I know. Even I am shocked by this. It’s been since Thanksgiving, 2019 that company has crossed our threshold. Prepping for visitors is hard work. Even if they are people who know you well, and don’t really care about how the place looks, you still care.
So you sweep, mop, dust, polish, put stuff away, and try to turn your house into a cross between a five-star hotel and modern museum. It just needs to last for the duration of the visit, and you can go back to your old lazy, slob-comfy self.
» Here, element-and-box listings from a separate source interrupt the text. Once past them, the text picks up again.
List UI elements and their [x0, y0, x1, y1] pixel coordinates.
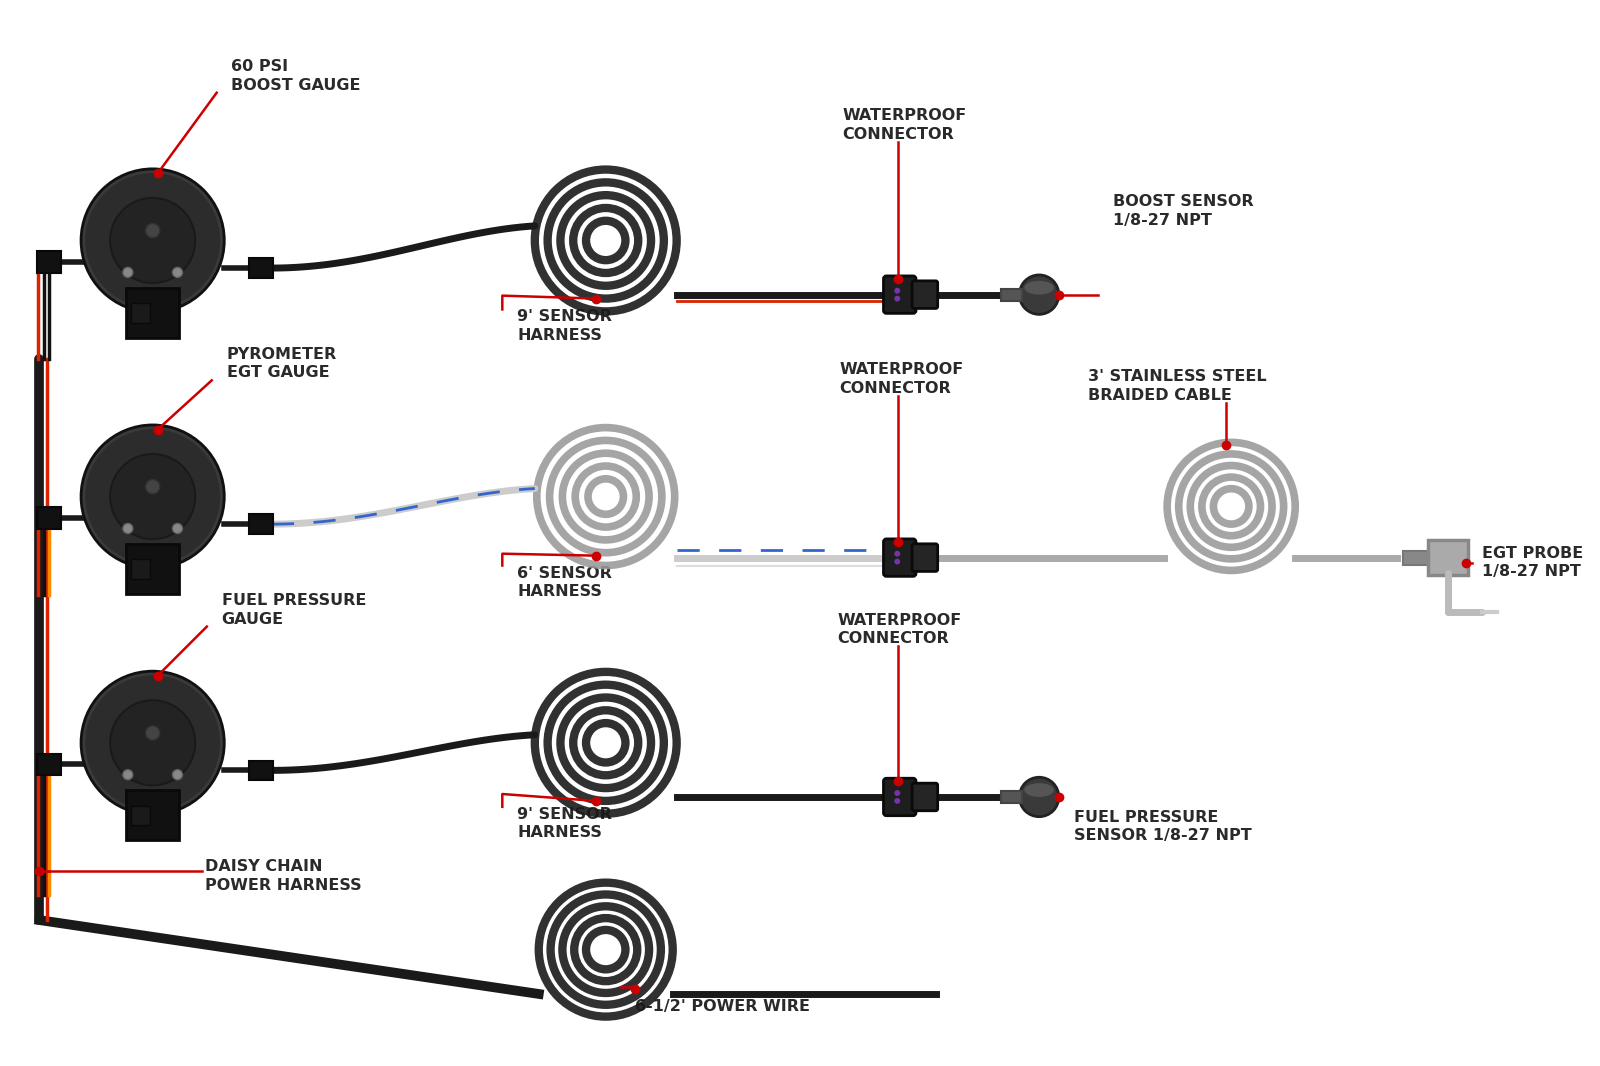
FancyBboxPatch shape [912, 544, 938, 571]
Circle shape [110, 700, 195, 786]
Text: FUEL PRESSURE
SENSOR 1/8-27 NPT: FUEL PRESSURE SENSOR 1/8-27 NPT [1074, 810, 1251, 843]
FancyBboxPatch shape [912, 280, 938, 308]
Circle shape [123, 523, 133, 533]
Circle shape [146, 726, 160, 740]
Text: 60 PSI
BOOST GAUGE: 60 PSI BOOST GAUGE [232, 59, 362, 93]
Circle shape [123, 770, 133, 779]
FancyBboxPatch shape [883, 276, 915, 313]
Ellipse shape [1024, 280, 1054, 294]
Text: 3' STAINLESS STEEL
BRAIDED CABLE: 3' STAINLESS STEEL BRAIDED CABLE [1088, 370, 1267, 403]
Text: WATERPROOF
CONNECTOR: WATERPROOF CONNECTOR [842, 109, 966, 142]
FancyBboxPatch shape [883, 778, 915, 815]
FancyBboxPatch shape [37, 507, 61, 529]
Text: PYROMETER
EGT GAUGE: PYROMETER EGT GAUGE [227, 346, 336, 381]
Circle shape [82, 425, 224, 567]
Circle shape [894, 551, 901, 556]
FancyBboxPatch shape [1403, 551, 1432, 565]
FancyBboxPatch shape [1429, 539, 1467, 576]
Circle shape [82, 672, 224, 813]
FancyBboxPatch shape [126, 791, 179, 840]
FancyBboxPatch shape [131, 304, 150, 323]
Text: EGT PROBE
1/8-27 NPT: EGT PROBE 1/8-27 NPT [1482, 546, 1584, 579]
Circle shape [894, 790, 901, 796]
FancyBboxPatch shape [126, 288, 179, 338]
FancyBboxPatch shape [250, 760, 274, 780]
Circle shape [110, 198, 195, 282]
Circle shape [173, 770, 182, 779]
FancyBboxPatch shape [250, 514, 274, 534]
Circle shape [173, 523, 182, 533]
Circle shape [1019, 275, 1059, 314]
Circle shape [123, 268, 133, 277]
FancyBboxPatch shape [883, 539, 915, 577]
Text: 6-1/2' POWER WIRE: 6-1/2' POWER WIRE [635, 999, 810, 1014]
Circle shape [894, 559, 901, 565]
Text: DAISY CHAIN
POWER HARNESS: DAISY CHAIN POWER HARNESS [205, 859, 362, 892]
Circle shape [894, 798, 901, 804]
Text: 9' SENSOR
HARNESS: 9' SENSOR HARNESS [517, 807, 611, 840]
Circle shape [894, 295, 901, 302]
Text: 9' SENSOR
HARNESS: 9' SENSOR HARNESS [517, 309, 611, 343]
Circle shape [146, 224, 160, 238]
FancyBboxPatch shape [131, 560, 150, 579]
Circle shape [110, 454, 195, 539]
FancyBboxPatch shape [1000, 289, 1022, 301]
FancyBboxPatch shape [131, 806, 150, 825]
FancyBboxPatch shape [912, 784, 938, 811]
FancyBboxPatch shape [37, 252, 61, 273]
Text: BOOST SENSOR
1/8-27 NPT: BOOST SENSOR 1/8-27 NPT [1114, 194, 1254, 228]
Circle shape [82, 169, 224, 311]
Text: WATERPROOF
CONNECTOR: WATERPROOF CONNECTOR [838, 362, 963, 397]
Text: FUEL PRESSURE
GAUGE: FUEL PRESSURE GAUGE [222, 593, 366, 627]
FancyBboxPatch shape [250, 258, 274, 278]
FancyBboxPatch shape [1000, 791, 1022, 803]
Circle shape [1019, 777, 1059, 817]
Text: WATERPROOF
CONNECTOR: WATERPROOF CONNECTOR [837, 613, 962, 646]
Text: 6' SENSOR
HARNESS: 6' SENSOR HARNESS [517, 565, 611, 599]
Circle shape [173, 268, 182, 277]
FancyBboxPatch shape [126, 545, 179, 594]
Circle shape [146, 480, 160, 494]
Ellipse shape [1024, 784, 1054, 797]
Circle shape [894, 288, 901, 293]
FancyBboxPatch shape [37, 754, 61, 775]
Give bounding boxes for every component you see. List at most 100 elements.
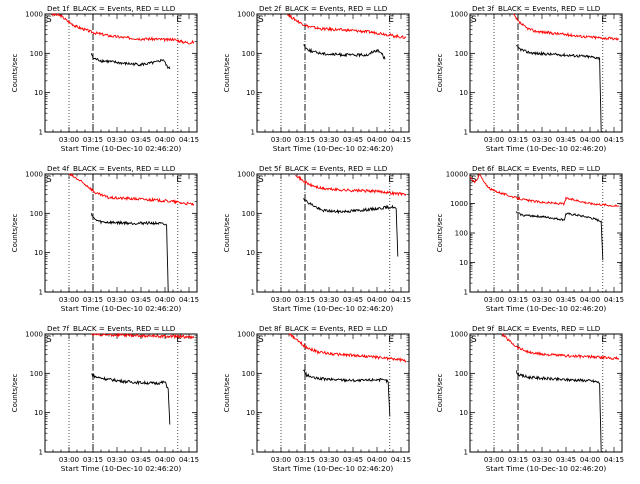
x-axis-label: Start Time (10-Dec-10 02:46:20) xyxy=(61,464,182,473)
x-tick-label: 03:15 xyxy=(508,136,528,144)
x-tick-label: 03:45 xyxy=(343,136,363,144)
x-tick-label: 03:30 xyxy=(107,296,127,304)
y-tick-label: 100 xyxy=(455,230,468,238)
series-events-line xyxy=(303,198,399,257)
y-tick-label: 10 xyxy=(459,89,468,97)
x-tick-label: 04:00 xyxy=(580,296,600,304)
chart-title: Det 2f xyxy=(259,4,282,13)
start-marker: S xyxy=(471,175,477,185)
x-tick-label: 04:15 xyxy=(179,136,199,144)
y-tick-label: 100 xyxy=(30,210,43,218)
plot-frame xyxy=(256,173,410,293)
chart-title: Det 7f xyxy=(47,324,70,333)
x-tick-label: 03:30 xyxy=(107,456,127,464)
x-axis-label: Start Time (10-Dec-10 02:46:20) xyxy=(273,144,394,153)
x-tick-label: 03:30 xyxy=(107,136,127,144)
chart-panel-2: Det 2f BLACK = Events, RED = LLD S E 1 10 100 1… xyxy=(223,4,411,153)
y-tick-label: 1 xyxy=(39,449,43,457)
x-axis-label: Start Time (10-Dec-10 02:46:20) xyxy=(486,144,607,153)
y-axis-label: Counts/sec xyxy=(11,54,19,93)
y-tick-label: 100 xyxy=(242,50,255,58)
y-tick-label: 1 xyxy=(251,289,255,297)
y-tick-label: 10 xyxy=(246,409,255,417)
y-tick-label: 100 xyxy=(242,370,255,378)
x-tick-label: 03:30 xyxy=(319,296,339,304)
x-tick-label: 04:15 xyxy=(179,456,199,464)
x-tick-label: 03:15 xyxy=(83,136,103,144)
y-tick-label: 100 xyxy=(242,210,255,218)
x-tick-label: 03:00 xyxy=(484,296,504,304)
y-tick-label: 1000 xyxy=(25,171,43,179)
series-lld-line xyxy=(295,174,407,197)
plot-frame xyxy=(469,13,623,133)
chart-title: Det 3f xyxy=(472,4,495,13)
x-axis-label: Start Time (10-Dec-10 02:46:20) xyxy=(486,304,607,313)
y-axis-label: Counts/sec xyxy=(223,214,231,253)
chart-panel-1: Det 1f BLACK = Events, RED = LLD S E 1 10 100 1… xyxy=(11,4,199,153)
y-axis-label: Counts/sec xyxy=(11,214,19,253)
series-events-line xyxy=(91,373,171,425)
series-events-line xyxy=(516,45,602,133)
x-tick-label: 03:45 xyxy=(556,456,576,464)
end-marker: E xyxy=(601,175,607,185)
x-tick-label: 03:45 xyxy=(131,136,151,144)
x-tick-label: 03:00 xyxy=(59,456,79,464)
x-tick-label: 03:00 xyxy=(484,136,504,144)
legend-text: BLACK = Events, RED = LLD xyxy=(73,324,176,333)
y-tick-label: 100 xyxy=(455,50,468,58)
x-tick-label: 03:15 xyxy=(295,136,315,144)
series-events-line xyxy=(515,370,602,453)
x-tick-label: 03:45 xyxy=(131,296,151,304)
y-tick-label: 1 xyxy=(464,449,468,457)
x-tick-label: 03:00 xyxy=(271,296,291,304)
x-tick-label: 03:15 xyxy=(83,456,103,464)
x-tick-label: 03:15 xyxy=(295,456,315,464)
chart-panel-5: Det 5f BLACK = Events, RED = LLD S E 1 10 100 1… xyxy=(223,164,411,313)
y-axis-label: Counts/sec xyxy=(223,374,231,413)
y-tick-label: 10 xyxy=(34,409,43,417)
y-axis-label: Counts/sec xyxy=(436,374,444,413)
x-tick-label: 03:30 xyxy=(532,296,552,304)
x-tick-label: 04:15 xyxy=(604,136,624,144)
x-tick-label: 04:15 xyxy=(391,136,411,144)
legend-text: BLACK = Events, RED = LLD xyxy=(498,324,601,333)
chart-title: Det 4f xyxy=(47,164,70,173)
y-tick-label: 100 xyxy=(30,50,43,58)
x-tick-label: 04:00 xyxy=(580,456,600,464)
x-tick-label: 03:15 xyxy=(83,296,103,304)
series-lld-line xyxy=(51,13,195,45)
x-tick-label: 03:45 xyxy=(556,136,576,144)
legend-text: BLACK = Events, RED = LLD xyxy=(285,4,388,13)
series-events-line xyxy=(303,369,391,417)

In my case, my niece is coming, and doing better at housekeeping is not a big stretch. She has her hands full as a teacher, dog and cat mom, swim coach, after-school tutor, and owner of an old house where the end of one project means the next dozen or so are still waiting. I understand the commitment necessary in maintaining an aging abode, as my house is 40 years old. Her house is almost 60 years old, and while it has a lot of 1960s charm and quirk, it also has a lot of 1960s issues. She grew up with parents whose idea of clean would not have passed muster at the local trash dump. Her siblings consider things tidy when they can maneuver around the piles, rather than put things away. So the bar isn’t exactly set all that high.
But we will enjoy the weekend; she is heading to the hotel where my brother and his family are staying, to enjoy the amenities for the day. As a teacher, she has earned a little rest and a chance to put homeowner and work issues aside.
And I promise to keep the house tidy for at least one additional day after she leaves. Just to prove I can.